Uçan her hayvanın kanatları var. (1. Önerme)

Kartal da uçan bir hayvandır. (2. Önerme)

Hipotez bu iki önermeden oluşacaktır. Ancak, önermelerin doğruluğu, müşahede ve tecrübe ile araştırılır. Yani kişi, uçan her hayvanın kanatlarının olduğu önermesinin doğruluğu ile, kartalın da uçtuğu önermesinin doğruluğu araştırılacaktır. Önermelerin ifade şekli son derece mühimdir. Doğruluk da bu ifadeye göre kesinlik kazanacaktır. Kişi, ilk önermede,  uçan her hayvanın kanatlarının olduğunu iddia etmektedir. (Kişi, kanatları olan her hayvanın uçtuğunu iddia etmemektedir. İddia bu olsaydı, tavuk misâli, iddiayı yanlış yapacaktı). O halde, uçtuğu halde kanatları olmayan bir hayvan gösterilebildiği takdirde, iddia geçersiz yani önerme yanlış olacaktır. Böylece, hipotezi teşkil eden önermelerin doğruluğu, müşahede ve tatbik edilebiliyorsa tecrübe yoluyla tespit edilmiş olacaktır. Netice olarak, yukarıda hipotezi teşkil eden her iki önerme de doğrudur.

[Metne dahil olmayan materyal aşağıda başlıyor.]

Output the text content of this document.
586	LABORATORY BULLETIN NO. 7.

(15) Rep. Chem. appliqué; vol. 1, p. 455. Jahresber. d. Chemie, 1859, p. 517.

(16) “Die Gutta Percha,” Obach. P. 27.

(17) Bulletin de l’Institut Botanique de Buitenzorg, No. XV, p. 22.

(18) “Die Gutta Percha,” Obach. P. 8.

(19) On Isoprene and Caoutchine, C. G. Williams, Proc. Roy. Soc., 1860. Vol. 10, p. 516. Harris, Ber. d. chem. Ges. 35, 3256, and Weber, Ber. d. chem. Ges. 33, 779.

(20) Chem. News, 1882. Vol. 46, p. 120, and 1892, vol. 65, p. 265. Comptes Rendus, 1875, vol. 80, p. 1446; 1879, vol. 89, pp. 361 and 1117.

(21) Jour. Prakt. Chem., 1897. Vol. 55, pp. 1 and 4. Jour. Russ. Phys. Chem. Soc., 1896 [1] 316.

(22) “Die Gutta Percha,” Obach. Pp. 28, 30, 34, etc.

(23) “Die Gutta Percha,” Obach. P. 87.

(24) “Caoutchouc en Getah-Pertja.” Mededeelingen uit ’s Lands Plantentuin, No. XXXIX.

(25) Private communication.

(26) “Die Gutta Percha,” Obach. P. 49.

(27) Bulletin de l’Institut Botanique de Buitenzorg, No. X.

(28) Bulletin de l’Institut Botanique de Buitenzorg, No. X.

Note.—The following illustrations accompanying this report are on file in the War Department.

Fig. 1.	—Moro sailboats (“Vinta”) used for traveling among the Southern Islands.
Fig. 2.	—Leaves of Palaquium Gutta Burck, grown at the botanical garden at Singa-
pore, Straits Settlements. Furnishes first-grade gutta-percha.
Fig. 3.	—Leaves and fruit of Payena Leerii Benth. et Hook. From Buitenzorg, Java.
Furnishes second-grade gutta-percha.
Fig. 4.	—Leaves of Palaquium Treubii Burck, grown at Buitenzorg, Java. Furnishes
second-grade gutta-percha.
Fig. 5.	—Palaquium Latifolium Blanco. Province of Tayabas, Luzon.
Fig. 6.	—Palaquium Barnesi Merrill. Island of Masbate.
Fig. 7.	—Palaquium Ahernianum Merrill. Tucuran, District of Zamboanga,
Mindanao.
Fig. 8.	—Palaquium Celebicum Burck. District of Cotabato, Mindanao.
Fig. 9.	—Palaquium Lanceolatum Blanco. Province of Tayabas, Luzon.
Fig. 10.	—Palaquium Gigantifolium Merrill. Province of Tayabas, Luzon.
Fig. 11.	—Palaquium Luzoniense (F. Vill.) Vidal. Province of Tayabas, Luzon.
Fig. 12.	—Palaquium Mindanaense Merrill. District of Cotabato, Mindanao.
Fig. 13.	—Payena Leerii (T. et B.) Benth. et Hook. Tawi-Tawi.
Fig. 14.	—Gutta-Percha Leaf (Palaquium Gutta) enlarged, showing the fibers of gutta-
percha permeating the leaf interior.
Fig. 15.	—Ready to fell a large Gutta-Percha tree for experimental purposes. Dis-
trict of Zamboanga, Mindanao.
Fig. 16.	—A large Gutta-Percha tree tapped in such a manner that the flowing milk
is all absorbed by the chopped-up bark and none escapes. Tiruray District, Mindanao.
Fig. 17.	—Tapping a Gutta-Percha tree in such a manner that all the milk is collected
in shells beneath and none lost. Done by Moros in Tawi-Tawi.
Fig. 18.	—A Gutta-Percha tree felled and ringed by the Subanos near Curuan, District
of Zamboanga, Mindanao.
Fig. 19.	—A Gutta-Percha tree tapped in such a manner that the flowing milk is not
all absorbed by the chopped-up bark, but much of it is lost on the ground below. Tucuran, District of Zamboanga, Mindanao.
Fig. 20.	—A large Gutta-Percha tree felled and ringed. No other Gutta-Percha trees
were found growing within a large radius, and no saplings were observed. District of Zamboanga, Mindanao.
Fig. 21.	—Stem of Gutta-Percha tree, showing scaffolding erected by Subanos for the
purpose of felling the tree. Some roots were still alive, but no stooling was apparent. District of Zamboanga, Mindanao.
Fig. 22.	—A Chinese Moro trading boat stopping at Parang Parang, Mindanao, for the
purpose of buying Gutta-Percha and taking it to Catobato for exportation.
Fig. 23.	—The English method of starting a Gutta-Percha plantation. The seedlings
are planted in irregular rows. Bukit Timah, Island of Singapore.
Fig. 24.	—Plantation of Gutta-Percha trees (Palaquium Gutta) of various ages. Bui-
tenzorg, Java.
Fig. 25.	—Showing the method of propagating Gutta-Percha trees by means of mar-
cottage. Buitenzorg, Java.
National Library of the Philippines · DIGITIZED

Kişi bundan sonra, muhakeme yoluyla hükümde bulunacaktır: “O hâlde, kartalın da kanatları vardır.”

Bundan sonra yapılması gereken, hüküm (yargı) ifadesinin (önermesinin) müşahede ve tecrübe yoluyla ispatının yapılmasıdır. Yani kartalın kanatlarının olduğunun gözlemi gerekir. Var ise, “Kartalın kanatlarının olduğu” bilgisi ilmi bir bilgi olacaktır. Daha doğrusu ilmi bilgi şöyle olacaktır:

“Uçan her hayvanın kanatları olduğundan ve kartal da uçan bir hayvan olduğundan, kartal kanatları olan bir hayvandır.”

Hipotez ve bundan çıkarılan hüküm şu şekilde ifade edilebilir:

1. ifade şekli:

Uçan her hayvanın kanatları var. (Hipotezin 1. Önermesi)

Kartal da uçan bir hayvandır. (Hipotezin 2. Önermesi)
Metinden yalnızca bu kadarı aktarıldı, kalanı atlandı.